È il nostro Dna. Le due cose si combinano. Già
oggi ci sono, nel nostro partito, autorevoli esponenti che non
vengono dalla storia comunista, che hanno scelto il Pdci per il
profilo programmatico,
non per il profilo ideologico. È l’abc del togliattismo, cari
compagni, fin dal 1944. Noi possiamo diventare più grandi
soltanto se le nostre idee, i nostri programmi, convincono
persone che ancora non sono comuniste, o non lo sono più, o non
lo sono mai state. È un punto davvero importantissimo, perché ci
sono segmenti, anche segmenti popolari, che votano a destra e
che possono trovare in noi sbocchi di tipo programmatico, non
ideologico. Penso alle periferie delle grandi città, dove la
sinistra nel suo complesso non fa più una politica. Nella
federazione di Roma fermenti e idee di questo tipo si stanno
radicando, soprattutto tra i giovani. Nelle periferie urbane
giovani sottoproletari con le svastiche consegnano ad una spinta
identitaria di estrema destra il loro disagio ed il loro
malessere. Al nord ci sono
operai che votano Lega pensando che il loro problema siano gli
immigrati.
Vengo da due iniziative straordinarie, quel tipo
di iniziative che ti danno fiducia sulla qualità del partito e
sulla sua possibilità di crescita.
A Brescia c’è stato un convegno nazionale
sull’immigrazione. Bellissimo. Con contributi di grande valore e
con un salto di qualità proprio sul versante dell’analisi, dei
materiali, della proposta legislativa e politica. E ieri, a
Genova, ho partecipato ad un convegno sul rapporto tra etica e
politica, organizzato dal nostro partito a livello locale. C’era
Piero Ottone, l’ex-direttore del Corriere della Sera, cacciato
dalla P2; c’era Fernanda Contri, vice-presidente della Corte
costituzionale, c’erano molti intellettuali di prestigio che
discutevano dell’eredità di Berlinguer sul tema del rapporto tra
morale e politica. Una sala stracolma, una splendida iniziativa.
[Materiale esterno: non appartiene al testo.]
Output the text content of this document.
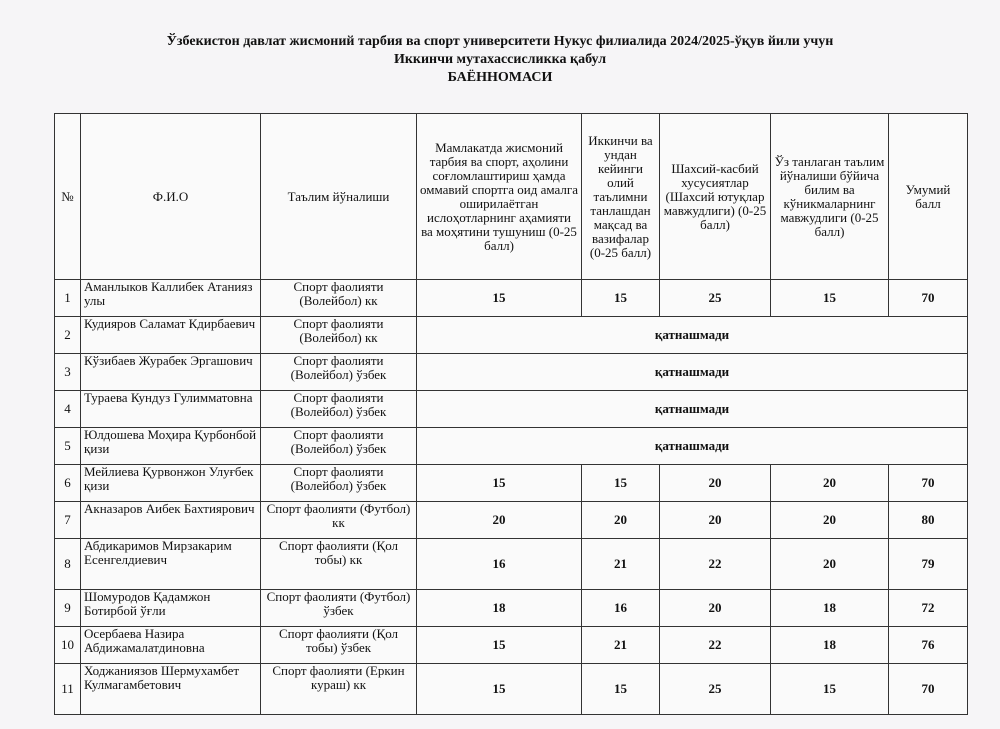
Ўзбекистон давлат жисмоний тарбия ва спорт университети Нукус филиалида 2024/2025-ўқув йили учун
Иккинчи мутахассисликка қабул
БАЁННОМАСИ
№	Ф.И.О	Таълим йўналиши	Мамлакатда жисмоний тарбия ва спорт, аҳолини соғломлаштириш ҳамда оммавий спортга оид амалга оширилаётган ислоҳотларнинг аҳамияти ва моҳятини тушуниш (0-25 балл)	Иккинчи ва ундан кейинги олий таълимни танлашдан мақсад ва вазифалар (0-25 балл)	Шахсий-касбий хусусиятлар (Шахсий ютуқлар мавжудлиги) (0-25 балл)	Ўз танлаган таълим йўналиши бўйича билим ва кўникмаларнинг мавжудлиги (0-25 балл)	Умумий балл
1	Аманлыков Каллибек Атанияз улы	Спорт фаолияти (Волейбол) кк	15	15	25	15	70
2	Кудияров Саламат Кдирбаевич	Спорт фаолияти (Волейбол) кк	қатнашмади				
3	Кўзибаев Журабек Эргашович	Спорт фаолияти (Волейбол) ўзбек	қатнашмади				
4	Тураева Кундуз Гулимматовна	Спорт фаолияти (Волейбол) ўзбек	қатнашмади				
5	Юлдошева Моҳира Қурбонбой қизи	Спорт фаолияти (Волейбол) ўзбек	қатнашмади				
6	Мейлиева Қурвонжон Улуғбек қизи	Спорт фаолияти (Волейбол) ўзбек	15	15	20	20	70
7	Акназаров Аибек Бахтиярович	Спорт фаолияти (Футбол) кк	20	20	20	20	80
8	Абдикаримов Мирзакарим Есенгелдиевич	Спорт фаолияти (Қол тобы) кк	16	21	22	20	79
9	Шомуродов Қадамжон Ботирбой ўғли	Спорт фаолияти (Футбол) ўзбек	18	16	20	18	72
10	Осербаева Назира Абдижамалатдиновна	Спорт фаолияти (Қол тобы) ўзбек	15	21	22	18	76
11	Ходжаниязов Шермухамбет Кулмагамбетович	Спорт фаолияти (Еркин кураш) кк	15	15	25	15	70
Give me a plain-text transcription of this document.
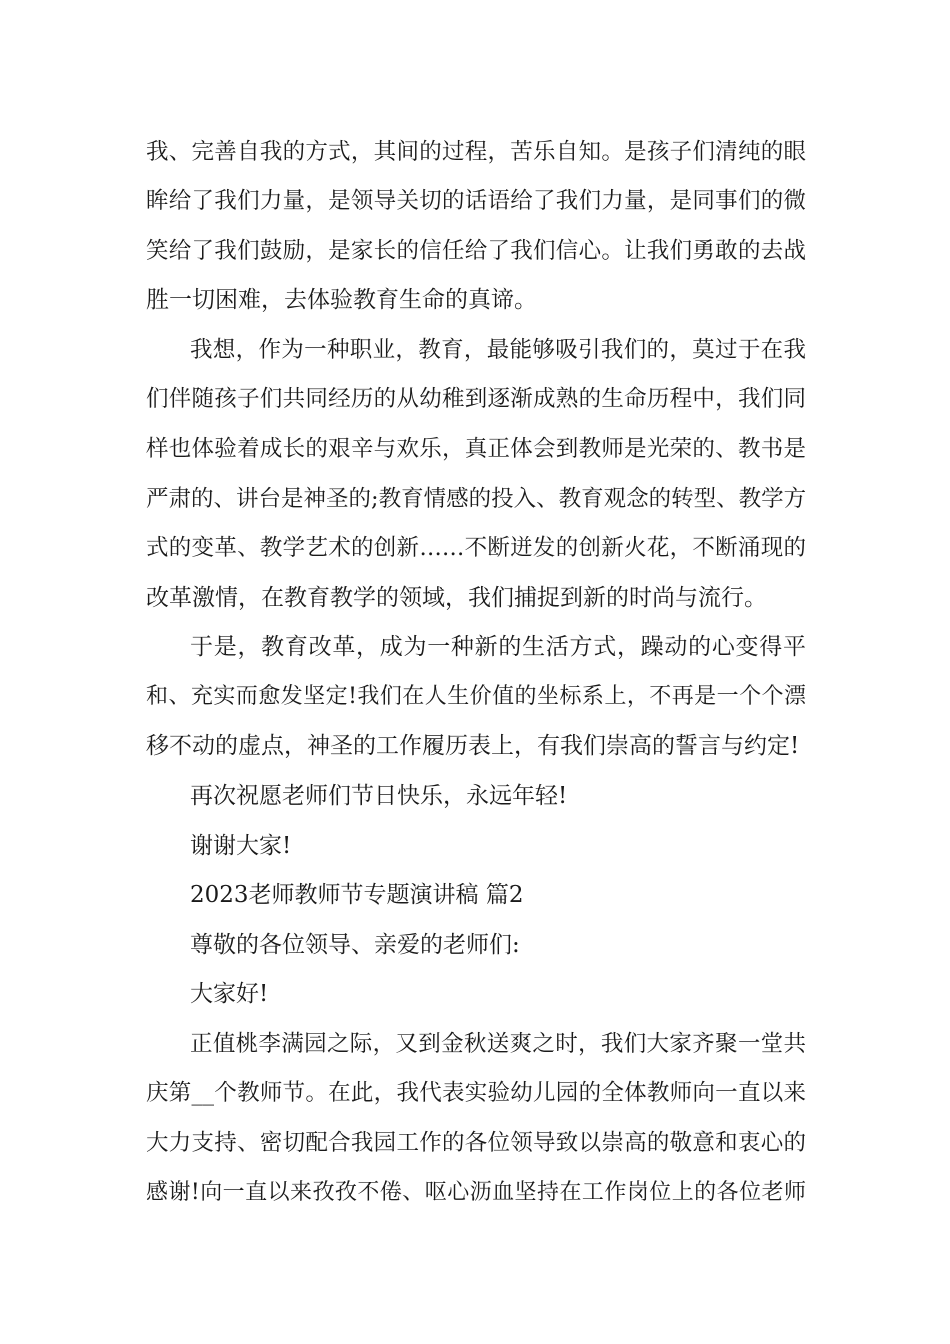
我、完善自我的方式，其间的过程，苦乐自知。是孩子们清纯的眼
眸给了我们力量，是领导关切的话语给了我们力量，是同事们的微
笑给了我们鼓励，是家长的信任给了我们信心。让我们勇敢的去战
胜一切困难，去体验教育生命的真谛。
我想，作为一种职业，教育，最能够吸引我们的，莫过于在我
们伴随孩子们共同经历的从幼稚到逐渐成熟的生命历程中，我们同
样也体验着成长的艰辛与欢乐，真正体会到教师是光荣的、教书是
严肃的、讲台是神圣的;教育情感的投入、教育观念的转型、教学方
式的变革、教学艺术的创新……不断迸发的创新火花，不断涌现的
改革激情，在教育教学的领域，我们捕捉到新的时尚与流行。
于是，教育改革，成为一种新的生活方式，躁动的心变得平
和、充实而愈发坚定!我们在人生价值的坐标系上，不再是一个个漂
移不动的虚点，神圣的工作履历表上，有我们崇高的誓言与约定!
再次祝愿老师们节日快乐，永远年轻!
谢谢大家!
2023老师教师节专题演讲稿 篇2
尊敬的各位领导、亲爱的老师们:
大家好!
正值桃李满园之际，又到金秋送爽之时，我们大家齐聚一堂共
庆第__个教师节。在此，我代表实验幼儿园的全体教师向一直以来
大力支持、密切配合我园工作的各位领导致以崇高的敬意和衷心的
感谢!向一直以来孜孜不倦、呕心沥血坚持在工作岗位上的各位老师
È questa la politica che dobbiamo produrre, in
modo tale che le nostre idee vadano al di là di chi oggi è già
comunista. Non è da comunista conservare la propria nicchia.
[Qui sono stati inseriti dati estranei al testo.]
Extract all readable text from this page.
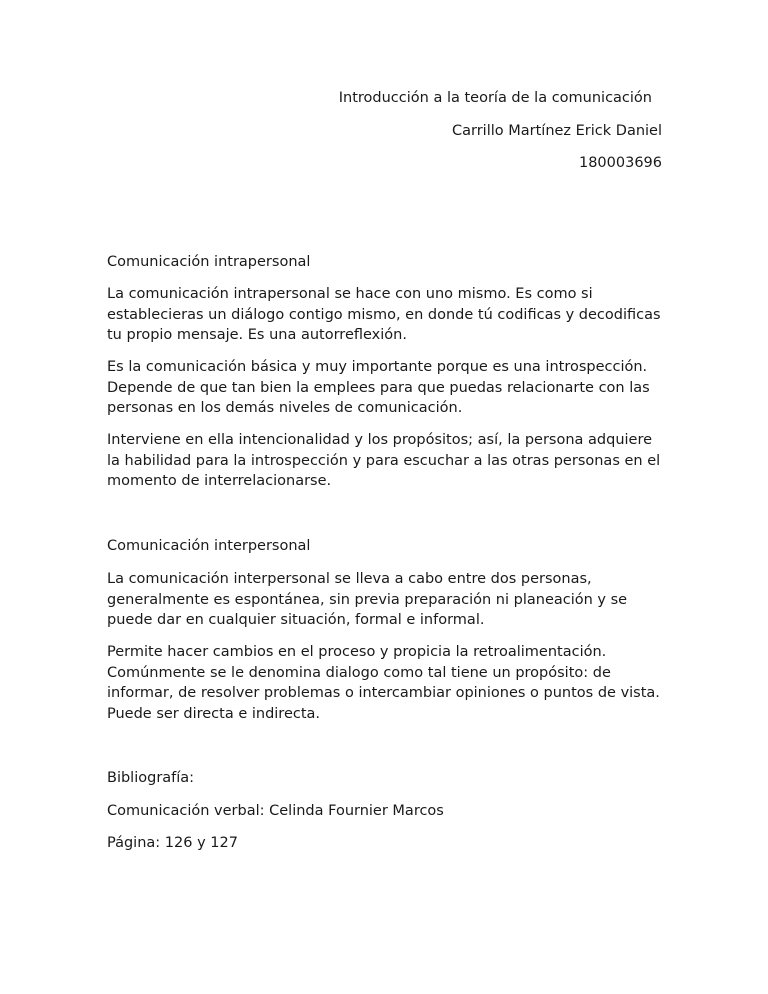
Introducción a la teoría de la comunicación

Carrillo Martínez Erick Daniel

180003696

Comunicación intrapersonal

La comunicación intrapersonal se hace con uno mismo. Es como si establecieras un diálogo contigo mismo, en donde tú codificas y decodificas tu propio mensaje. Es una autorreflexión.

Es la comunicación básica y muy importante porque es una introspección. Depende de que tan bien la emplees para que puedas relacionarte con las personas en los demás niveles de comunicación.

Interviene en ella intencionalidad y los propósitos; así, la persona adquiere la habilidad para la introspección y para escuchar a las otras personas en el momento de interrelacionarse.

Comunicación interpersonal

La comunicación interpersonal se lleva a cabo entre dos personas, generalmente es espontánea, sin previa preparación ni planeación y se puede dar en cualquier situación, formal e informal.

Permite hacer cambios en el proceso y propicia la retroalimentación. Comúnmente se le denomina dialogo como tal tiene un propósito: de informar, de resolver problemas o intercambiar opiniones o puntos de vista. Puede ser directa e indirecta.

Bibliografía:

Comunicación verbal: Celinda Fournier Marcos

Página: 126 y 127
Possiamo e dobbiamo crescere.
Da questo punto di vista dobbiamo fare due cose,
pratiche ed urgenti.
La prima. Il gruppo dirigente del partito si è
praticamente trasferito tutto nei gruppi parlamentari e la
direzione si è sostanzialmente svuotata. I gruppi parlamentari
hanno una loro specifica e importantissima funzione. Ma c’è la
necessità di irrobustire il partito. Non siamo in grado di
aspettare i tempi del congresso. Parleremo del problema in
segreteria, avanzeremo una proposta, non sto pensando ad
incarichi ufficializzati che precostituiscano l’esito del
congresso, ma a qualche compagno o compagna che rafforzi la
struttura della direzione.
La seconda. Occorre preparare al meglio la
struttura rispetto alla politica. Abbiamo previsto tre
iniziative. I compagni del Dipartimento Lavoro e del
Dipartimento Cultura devono lavorarci da subito. La
capacità di interlocuzioni al massimo livello col mondo della
scienza, della cultura, della tecnica, delle professioni è per
noi fondamentale.
Ma, al contempo, io sono orgoglioso del fatto che
il partito abbia portato in Parlamento esponenti del mondo del
lavoro, che tra l’altro stanno facendo uno straordinario lavoro.
Bisogna che si mettano a lavorare da subito! Da subito!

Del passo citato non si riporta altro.